Tuesday, October 16, 2012

How am I doing?

As I drive down the road to town, the kids talking incessantly in the backseat. I don't mean to, but I tune them out. I reach over and turn on the radio. They quiet down to listen. I switch between the country stations and christian music stations. It doesn't matter which one, I always hear something that makes it happen. All these emotions I have neatly packed away stuffed down and stomped into place. A padlock tightly closed. The key hidden. I didn't mean to put them there, but they are there. I can't get them to come out most of the time. But now and then, especially driving, with the music on, the come up. Such a wave that crying doesn't cover it. I scream. Hit the steering wheel. The kids ask what is wrong, then answer the question to each other, because they know. "Mama is just missing Uncle Bill."

I do. Most of the time life is just routine and I don't even think of him. Or when I do it is a funny memory and I laugh. It isn't even the fact that he is gone that gets me. It's that next week he still will be. Next month. Next year. All my life. My kids will only have stories and pictures to remember. I never know whether to tell people "I have six brother's or I HAD six brothers".

Less often now, but it still happens. I play the phone call through my head. It was not quite six in the morning. The moment I looked at the clock as the phone rang I knew something was wrong. I leapt out of bed and grabbed my phone from where it was charging. It was Mom. Her voice a forced calm. Asking if Stephen is home. My mind thinks "Oh no, Dad...." Then she says "Bill died". Wait, what?? He's only 30. I saw him last week!
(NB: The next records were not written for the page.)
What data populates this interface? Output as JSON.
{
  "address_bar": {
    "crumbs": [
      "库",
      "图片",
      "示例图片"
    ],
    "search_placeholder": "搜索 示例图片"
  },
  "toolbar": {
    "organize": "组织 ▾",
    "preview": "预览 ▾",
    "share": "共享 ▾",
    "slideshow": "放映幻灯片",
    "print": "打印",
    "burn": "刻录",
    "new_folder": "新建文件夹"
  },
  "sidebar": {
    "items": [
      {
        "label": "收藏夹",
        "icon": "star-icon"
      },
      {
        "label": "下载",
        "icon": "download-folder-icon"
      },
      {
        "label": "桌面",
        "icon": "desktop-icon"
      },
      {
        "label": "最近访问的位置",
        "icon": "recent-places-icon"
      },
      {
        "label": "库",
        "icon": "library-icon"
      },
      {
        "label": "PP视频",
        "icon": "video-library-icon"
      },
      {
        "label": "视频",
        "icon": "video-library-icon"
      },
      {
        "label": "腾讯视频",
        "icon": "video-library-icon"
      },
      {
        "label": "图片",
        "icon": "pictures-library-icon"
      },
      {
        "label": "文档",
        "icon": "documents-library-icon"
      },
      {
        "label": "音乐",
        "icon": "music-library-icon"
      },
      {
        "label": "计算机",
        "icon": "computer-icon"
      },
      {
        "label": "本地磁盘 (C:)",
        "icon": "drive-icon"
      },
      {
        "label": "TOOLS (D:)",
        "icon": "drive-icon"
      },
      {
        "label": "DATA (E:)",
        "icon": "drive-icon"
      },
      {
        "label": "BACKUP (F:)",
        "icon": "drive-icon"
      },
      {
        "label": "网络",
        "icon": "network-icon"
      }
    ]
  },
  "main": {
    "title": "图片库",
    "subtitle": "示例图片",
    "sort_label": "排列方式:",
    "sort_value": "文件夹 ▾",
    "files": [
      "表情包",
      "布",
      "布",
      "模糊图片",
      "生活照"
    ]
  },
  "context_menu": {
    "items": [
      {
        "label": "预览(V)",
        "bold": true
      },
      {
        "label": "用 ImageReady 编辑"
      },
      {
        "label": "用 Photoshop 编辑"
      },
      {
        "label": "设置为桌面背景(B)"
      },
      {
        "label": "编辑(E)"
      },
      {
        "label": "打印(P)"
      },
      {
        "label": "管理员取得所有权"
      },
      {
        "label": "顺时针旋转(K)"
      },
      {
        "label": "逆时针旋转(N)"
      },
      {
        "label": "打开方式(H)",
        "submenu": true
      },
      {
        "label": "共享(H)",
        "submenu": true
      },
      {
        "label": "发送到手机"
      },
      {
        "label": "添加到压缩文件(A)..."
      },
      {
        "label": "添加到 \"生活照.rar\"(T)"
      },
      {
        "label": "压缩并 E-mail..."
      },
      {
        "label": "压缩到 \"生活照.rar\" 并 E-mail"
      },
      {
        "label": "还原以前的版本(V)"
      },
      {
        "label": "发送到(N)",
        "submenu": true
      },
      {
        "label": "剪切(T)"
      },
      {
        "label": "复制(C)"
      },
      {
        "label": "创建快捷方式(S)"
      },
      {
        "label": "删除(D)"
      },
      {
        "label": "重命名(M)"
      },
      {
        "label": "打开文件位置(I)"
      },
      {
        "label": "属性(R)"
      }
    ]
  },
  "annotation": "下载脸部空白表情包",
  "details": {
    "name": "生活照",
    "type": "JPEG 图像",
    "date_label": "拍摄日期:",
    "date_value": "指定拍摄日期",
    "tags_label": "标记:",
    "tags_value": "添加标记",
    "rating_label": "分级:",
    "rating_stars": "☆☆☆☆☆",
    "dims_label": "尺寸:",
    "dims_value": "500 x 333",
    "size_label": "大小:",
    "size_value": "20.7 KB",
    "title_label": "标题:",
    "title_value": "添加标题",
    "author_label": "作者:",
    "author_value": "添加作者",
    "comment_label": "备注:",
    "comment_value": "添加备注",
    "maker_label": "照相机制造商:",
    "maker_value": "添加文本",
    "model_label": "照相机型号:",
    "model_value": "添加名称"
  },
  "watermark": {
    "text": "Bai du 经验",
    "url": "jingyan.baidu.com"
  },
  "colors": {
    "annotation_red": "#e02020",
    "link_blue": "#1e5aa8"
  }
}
I'm in too much shock to cry. I just tell her okay. Do I need to call anyone. She says no, she'll do it.

My brothers 'left' and I call each other as we get the news. The tears come. This can't be right. God says we can raise the dead... do I have the faith. I call brothers. They are thinking the same thing. We begin fasting. Tell friends who will stand with us. So sure. Pumped. Excited!

Then coming home... Did we hear wrong? Did we give up too soon? Was our faith not strong enough? I still don't know. But I do know that God is in control no matter what.

I miss you so much Bill. I love you brother.

Wednesday, October 10, 2012

Catching Up

~Dakota is aaaalmost walking

~Stephen is really enjoying class. He has made two friends in class. They are both named Stephen/ Steven  also.

~I just got back from visiting my parents. It was under very sad circumstances. A very dear friend of ours passed away. I was going to do a whole post about that, but can't yet.

~Kimber will be 3 this month

~My newest nephew will be born either late this month or early next month.

~This is a very birthday rich month for our family actually. Grandma, Father in law, Ben, Friend Brittany, Sister in law, Mom, Kimber, and some more friends!

~I'm getting antsy to know where Stephen will get hired. Looking online at houses in all the areas we've discussed. He's going to go applying in January or so. He graduates in May.

~I have registered to go to the Cowgirl Gathering in November, where I should get to meet some blogging buddies!